Allora questo significa che saluteranno molti degli eroi del doppio salto dalla C alla A, quei giocatori che sono stati utili, non lesinando mai impegno e passione, anche negli ultimi due anni di caccia alla massima serie.

Ciò non significa voler sputare su chi ha buttato sangue e cacciato ettolitri di sudore per la maglia. Anzi, Salvini fa capire bene il concetto: «Tre anni fa la promozione fu così inaspettata che il nostro presidente volle dare a tutti i protagonisti di quella cavalcata la possibilità di giocarsela anche nella categoria superiore. Stavolta sarà diverso perché in Paradiso vorremmo rimanerci».

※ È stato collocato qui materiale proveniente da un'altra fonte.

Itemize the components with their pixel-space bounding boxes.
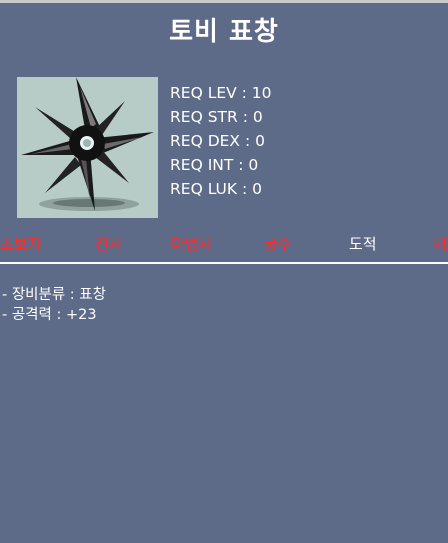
req-dex: REQ DEX : 0 — [170, 132, 265, 150]
item-name: 토비 표창 — [169, 17, 279, 47]
job-archer: 궁수 — [264, 235, 292, 253]
item-icon-box — [17, 77, 158, 218]
requirements-list: REQ LEV : 10 REQ STR : 0 REQ DEX : 0 REQ… — [170, 81, 272, 201]
job-warrior: 전사 — [95, 235, 123, 253]
req-int: REQ INT : 0 — [170, 156, 259, 174]
job-beginner: 초보자 — [0, 235, 42, 253]
item-stats: - 장비분류 : 표창 - 공격력 : +23 — [2, 285, 106, 325]
job-pirate: 해 — [433, 235, 447, 253]
item-tooltip: 토비 표창 REQ LEV : 10 REQ STR: 0 REQ DEX:… — [0, 0, 448, 543]
req-luk: REQ LUK : 0 — [170, 180, 263, 198]
job-list: 초보자 전사 마법사 궁수 도적 해 — [0, 233, 448, 257]
req-str: REQ STR : 0 — [170, 108, 263, 126]
stat-category: - 장비분류 : 표창 — [2, 287, 106, 303]
req-level: REQ LEV : 10 — [170, 84, 272, 102]
throwing-star-icon — [21, 77, 154, 211]
stat-attack: - 공격력 : +23 — [2, 307, 97, 323]
job-magician: 마법사 — [171, 235, 213, 253]
divider — [0, 262, 448, 264]
job-thief: 도적 — [349, 235, 377, 253]
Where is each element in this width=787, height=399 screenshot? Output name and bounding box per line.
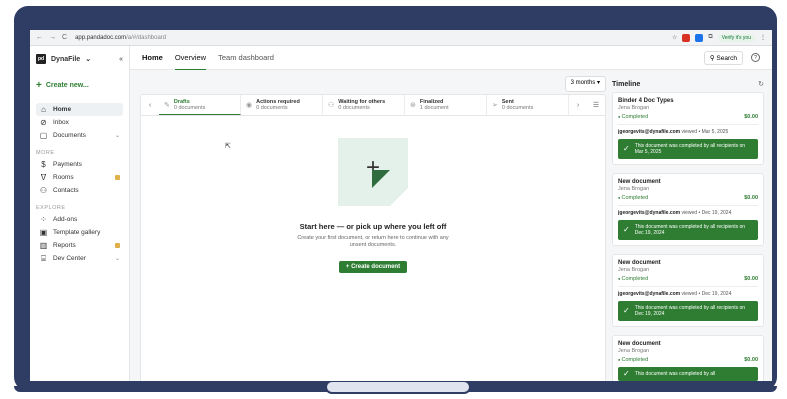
chevron-down-icon[interactable]: ⌄ xyxy=(85,55,91,63)
collapse-sidebar-icon[interactable]: « xyxy=(119,56,123,63)
people-icon: ⚇ xyxy=(328,102,335,109)
dev-icon: ⌸ xyxy=(41,253,46,263)
rooms-icon: ᐁ xyxy=(40,173,47,182)
date-range-select[interactable]: 3 months ▾ xyxy=(564,76,606,92)
extension-icon[interactable] xyxy=(682,33,691,42)
section-more: MORE xyxy=(36,150,55,156)
create-document-button[interactable]: + Create document xyxy=(338,261,408,273)
forward-icon[interactable]: → xyxy=(49,34,56,41)
extensions-icon[interactable]: ⧉ xyxy=(708,34,712,41)
upgrade-icon xyxy=(115,175,120,180)
check-circle-icon: ⊛ xyxy=(410,102,416,109)
sidebar-item-addons[interactable]: ⁘ Add-ons xyxy=(36,213,123,226)
workspace-name[interactable]: DynaFile xyxy=(51,56,80,63)
sidebar-item-inbox[interactable]: ⊘ Inbox xyxy=(36,116,123,129)
addons-icon: ⁘ xyxy=(40,215,47,224)
screen: ← → C app.pandadoc.com/a/#/dashboard ☆ ⧉… xyxy=(30,30,772,381)
plus-icon: + xyxy=(36,80,42,91)
laptop-trackpad xyxy=(325,380,471,394)
upgrade-icon xyxy=(115,243,120,248)
address-bar[interactable]: app.pandadoc.com/a/#/dashboard xyxy=(75,35,166,41)
template-icon: ▣ xyxy=(39,228,48,237)
status-drafts[interactable]: ✎ Drafts 0 documents xyxy=(159,95,241,115)
page-title: Home xyxy=(142,53,163,62)
help-icon[interactable]: ? xyxy=(751,53,760,62)
top-nav: Home Overview Team dashboard ⚲ Search ? xyxy=(130,46,772,70)
pencil-icon: ✎ xyxy=(164,101,170,109)
verify-badge[interactable]: Verify it's you xyxy=(717,33,755,42)
sidebar-item-home[interactable]: ⌂ Home xyxy=(36,103,123,116)
contacts-icon: ⚇ xyxy=(39,186,48,195)
home-icon: ⌂ xyxy=(41,105,46,114)
status-finalized[interactable]: ⊛ Finalized 1 document xyxy=(405,95,487,115)
dollar-icon: $ xyxy=(41,160,46,169)
status-sent[interactable]: ➢ Sent 0 documents xyxy=(487,95,569,115)
inbox-icon: ⊘ xyxy=(40,118,47,127)
send-icon: ➢ xyxy=(492,102,498,109)
star-icon[interactable]: ☆ xyxy=(672,34,677,41)
check-icon: ✓ xyxy=(623,369,630,378)
check-icon: ✓ xyxy=(623,144,630,153)
document-illustration: + xyxy=(338,138,408,206)
chevron-down-icon: ⌄ xyxy=(114,133,120,139)
url-path: /a/#/dashboard xyxy=(126,34,167,41)
status-actions-required[interactable]: ◉ Actions required 0 documents xyxy=(241,95,323,115)
browser-toolbar: ← → C app.pandadoc.com/a/#/dashboard ☆ ⧉… xyxy=(30,30,772,46)
search-button[interactable]: ⚲ Search xyxy=(703,50,743,65)
url-domain: app.pandadoc.com xyxy=(75,34,127,41)
menu-icon[interactable]: ⋮ xyxy=(760,34,766,41)
filter-icon[interactable]: ☰ xyxy=(587,95,605,115)
scroll-left-icon[interactable]: ‹ xyxy=(141,95,159,115)
sidebar-item-documents[interactable]: ▢ Documents ⌄ xyxy=(36,129,123,142)
brand-logo: pd xyxy=(36,54,46,64)
sidebar-item-contacts[interactable]: ⚇ Contacts xyxy=(36,184,123,197)
timeline-title: Timeline xyxy=(612,80,641,88)
timeline-card[interactable]: Binder 4 Doc Types Jena Brogan Completed… xyxy=(612,92,764,165)
back-icon[interactable]: ← xyxy=(36,34,43,41)
chevron-down-icon: ▾ xyxy=(596,80,600,86)
extension-icon[interactable] xyxy=(695,33,704,42)
sidebar: pd DynaFile ⌄ « + Create new... ⌂ Home ⊘… xyxy=(30,46,130,381)
empty-state: ⇱ + Start here — or pick up where you le… xyxy=(140,116,606,381)
scroll-right-icon[interactable]: › xyxy=(569,95,587,115)
sidebar-item-payments[interactable]: $ Payments xyxy=(36,158,123,171)
check-icon: ✓ xyxy=(623,306,630,315)
document-icon: ▢ xyxy=(39,131,48,140)
timeline-panel: Timeline ↻ Binder 4 Doc Types Jena Broga… xyxy=(612,76,772,381)
status-waiting[interactable]: ⚇ Waiting for others 0 documents xyxy=(323,95,405,115)
chevron-down-icon: ⌄ xyxy=(114,256,120,262)
alert-icon: ◉ xyxy=(246,102,253,109)
sidebar-item-reports[interactable]: ▥ Reports xyxy=(36,239,123,252)
refresh-icon[interactable]: ↻ xyxy=(758,80,764,88)
sidebar-item-template-gallery[interactable]: ▣ Template gallery xyxy=(36,226,123,239)
timeline-card[interactable]: New document Jena Brogan Completed$0.00 … xyxy=(612,254,764,327)
reports-icon: ▥ xyxy=(39,241,48,250)
status-strip: ‹ ✎ Drafts 0 documents ◉ Actions required… xyxy=(140,94,606,116)
reload-icon[interactable]: C xyxy=(62,34,67,41)
timeline-card[interactable]: New document Jena Brogan Completed$0.00 … xyxy=(612,335,764,381)
cursor-icon: ⇱ xyxy=(225,143,231,150)
sidebar-item-rooms[interactable]: ᐁ Rooms xyxy=(36,171,123,184)
empty-subtitle: Create your first document, or return he… xyxy=(297,235,449,248)
sidebar-item-dev-center[interactable]: ⌸ Dev Center ⌄ xyxy=(36,252,123,265)
timeline-card[interactable]: New document Jena Brogan Completed$0.00 … xyxy=(612,173,764,246)
section-explore: EXPLORE xyxy=(36,205,66,211)
check-icon: ✓ xyxy=(623,225,630,234)
empty-title: Start here — or pick up where you left o… xyxy=(299,222,447,231)
create-new-button[interactable]: + Create new... xyxy=(36,80,123,91)
tab-team-dashboard[interactable]: Team dashboard xyxy=(218,46,274,69)
tab-overview[interactable]: Overview xyxy=(174,46,207,70)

Tutti i tagli, ammette Zio Ernesto, saranno fatti anche per il bene della carriera dei giocatori.

 

Insomma, ci saranno addii dolorosi. E la società li ha annunciati per tempo, in modo che il distacco possa essere meno lacrimevole possibile. I sentimenti però a volte prendono il sopravvento. Anche di fronte ad un cambiamento in meglio (verranno giocatori di alto profilo, non gli ultimi arrivati) il cuore ha un peso più importante.

Una consolazione può fornirla ancora una volta una pagina di scrittore tedesco, Buchner: “La rivoluzione è come Saturno: divora i suoi propri figli“.

Quei figli, fratelli ed amici, citati da Salvini di Anzio, che sono gli stessi intesi dall’artista di Darmstadt.